Der Titel „Erfinder des Fallrückziehers“ wird vielen zugeschrieben. Carlo Parola zum Beispiel, oder Léonidas da Silva. In Deutschland gehört der Fallrückzieher quasi per Markenzeichen Klaus Fischer. In ganz Deutschland? Nein, in einer nicht ganz so kleinen Stadt im Schwabenländle gehört er Jürgen Klinsmann. In der Saison 1987/88 wurde der junge „Klinsi“ Torschützenkönig der Bundesliga für den VfB Stuttgart, das schönste Tor war ein formvollendeter Fallrückzieher gegen, na klar, den FC Bayern, das vielen in Stuttgart noch heute als schönstes der Vereinsgeschichte gilt. Den Sportschau-Zuschauern reichte es immerhin zum Tor des Jahres. Und wenn man sich diese mit „I wanna rock“ unterlegten Aufnahmen des Treffers ansieht, kann man das nur gutheißen. Ebenso wie Klinsis Frisur.
5. Verkehrsfetisch.
Viele Spieler wechselten von Stuttgart nach München, darunter Giovane Elber, Mario Gomez – und Thomas Strunz.
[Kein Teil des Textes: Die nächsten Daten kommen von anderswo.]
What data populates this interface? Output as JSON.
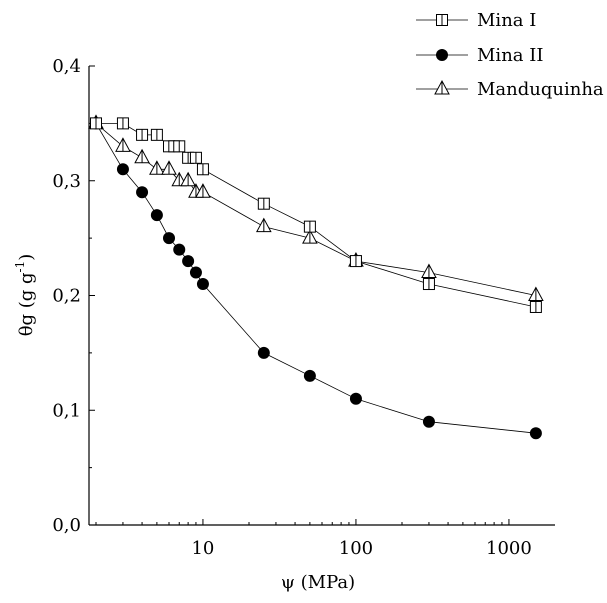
{
  "chart_data": {
    "type": "scatter",
    "x_scale": "log",
    "xlim": [
      1.8,
      2000
    ],
    "ylim": [
      0,
      0.4
    ],
    "xlabel": "ψ (MPa)",
    "ylabel": {
      "main": "θg (g g",
      "sup": "-1",
      "close": ")"
    },
    "x_ticks": [
      {
        "value": 10,
        "label": "10"
      },
      {
        "value": 100,
        "label": "100"
      },
      {
        "value": 1000,
        "label": "1000"
      }
    ],
    "y_ticks": [
      {
        "value": 0,
        "label": "0,0"
      },
      {
        "value": 0.1,
        "label": "0,1"
      },
      {
        "value": 0.2,
        "label": "0,2"
      },
      {
        "value": 0.3,
        "label": "0,3"
      },
      {
        "value": 0.4,
        "label": "0,4"
      }
    ],
    "legend_position": "top-right",
    "grid": false,
    "series": [
      {
        "name": "Mina I",
        "marker": "square",
        "x": [
          2,
          3,
          4,
          5,
          6,
          6.5,
          7,
          8,
          9,
          10,
          25,
          50,
          100,
          300,
          1500
        ],
        "y": [
          0.35,
          0.35,
          0.34,
          0.34,
          0.33,
          0.33,
          0.33,
          0.32,
          0.32,
          0.31,
          0.28,
          0.26,
          0.23,
          0.21,
          0.19
        ]
      },
      {
        "name": "Mina II",
        "marker": "filled-circle",
        "x": [
          2,
          3,
          4,
          5,
          6,
          7,
          8,
          9,
          10,
          25,
          50,
          100,
          300,
          1500
        ],
        "y": [
          0.35,
          0.31,
          0.29,
          0.27,
          0.25,
          0.24,
          0.23,
          0.22,
          0.21,
          0.15,
          0.13,
          0.11,
          0.09,
          0.08
        ]
      },
      {
        "name": "Manduquinha",
        "marker": "triangle",
        "x": [
          2,
          3,
          4,
          5,
          6,
          7,
          8,
          9,
          10,
          25,
          50,
          100,
          300,
          1500
        ],
        "y": [
          0.35,
          0.33,
          0.32,
          0.31,
          0.31,
          0.3,
          0.3,
          0.29,
          0.29,
          0.26,
          0.25,
          0.23,
          0.22,
          0.2
        ]
      }
    ]
  }
}
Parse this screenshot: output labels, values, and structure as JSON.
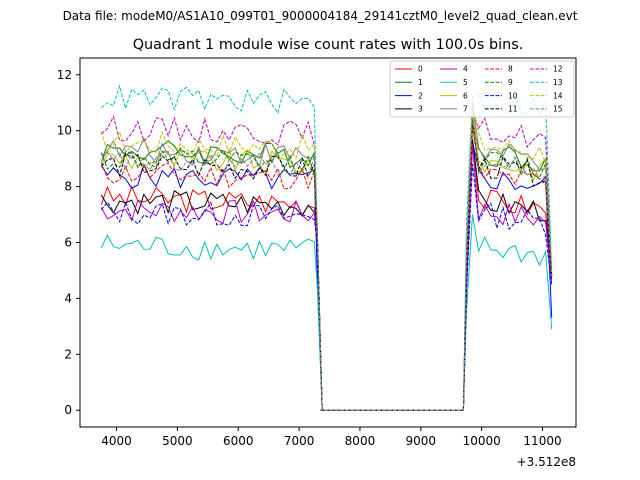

Der spielte sogar gleich Vereins-Doppelpass und wechselte von München nach Stuttgart und zurück. In Schwaben gefiel es ihm allerdings scheinbar weniger gut. Nach der Rückkehr zu Bayern ließ er verlauten: „Das Schönste an Stuttgart ist die Autobahn nach München.“
6. Nervenstärke.
Ein Weiterer, der vom VfB zu den Bayern ging, wurde ganz ohne eigenes Zutun unbeliebt. Sven Ulreich stand 17 Jahre lang für Stuttgart im Tor, bevor er 2015 den Platz hinter Manuel Neuer in München annahm. Als er dann letztes Jahr wegen Neuers Ausfall tatsächlich für den FCB in Stuttgart auflief, pfiffen die Fans in der Cannstatter Kurve, als er den Rasen betrat und hörten auch während der folgenden 90 Minuten nicht auf. Ulreich reagierte auf seine Weise, hielt in der Nachspielzeit einen Elfmeter und sicherte den 1:0‑Sieg. Heute wird er vielleicht dennoch froh sein, dass Neuer wieder fit ist.
7. Kannibalismus.
Schlechte Erinnerungen an Stuttgart hat auch Andreas Herzog, dabei hat der nie für die Schwaben gespielt. Als er sie aber mit dem FCB am 28. Spieltag der Saison 1995/1996 zu Gast hat, macht er unangenehme Bekanntschaft mit seinem eigenen Torhüter. Nach einem Fehlpass im Mittefeld macht Kahn Herzog handgreiflich deutlich, was er von seiner Leistung hällt, und schubst ihn aus seinem Strafraum. Einer von vielen „Titan“-Ausrastern, aber der einzige, der einen Mitspieler traf.
8. Friedenspfeife.
Stuttgarts Stürmer Karl Allgöwer bekam zwar den Spitznamen „Knallgöwer“, war abseits des Platzes aber ein friedliebender Mensch und engagierte sich in den achtziger Jahren gegen atomare Aufrüstung. Am 22. Oktober 1983 spielte er mit Stuttgart im Neckarstadion gegen den FC Bayern und gewann 1:0. Nach dem Spiel sagte er, dass, hätte sie nicht gleichzeitig mit dem Spiel stattgefunden, er definitiv an einer mehr als 200.000 Menschen starken Demonstration gegen die Stationierung US-amerikanischer Raketenabwehrsysteme in Mutlangen bei Stuttgart teilgenommen hätte. Der damalige VfB- und spätere DFB-Präsident Gerhard Mayer-Vorfelder war nicht begeistert, verbot zwei Jahre später und nach einer Unterschriftensammlung in der VfB-Kabine jegliches politische Engagement im Vereinskontext. 1992 dann die unausgesprochene Kehrtwende: Vor der Landtagswahl in Baden-Württemberg machten VfB-Spieler wie Matthias Sammer oder Eike Immel Wahlkampf für die CDU, die regierte und auch den Finanzminister stellte. Sein Name: Gerhard Mayer-Vorfelder.
9. Wiedersehen.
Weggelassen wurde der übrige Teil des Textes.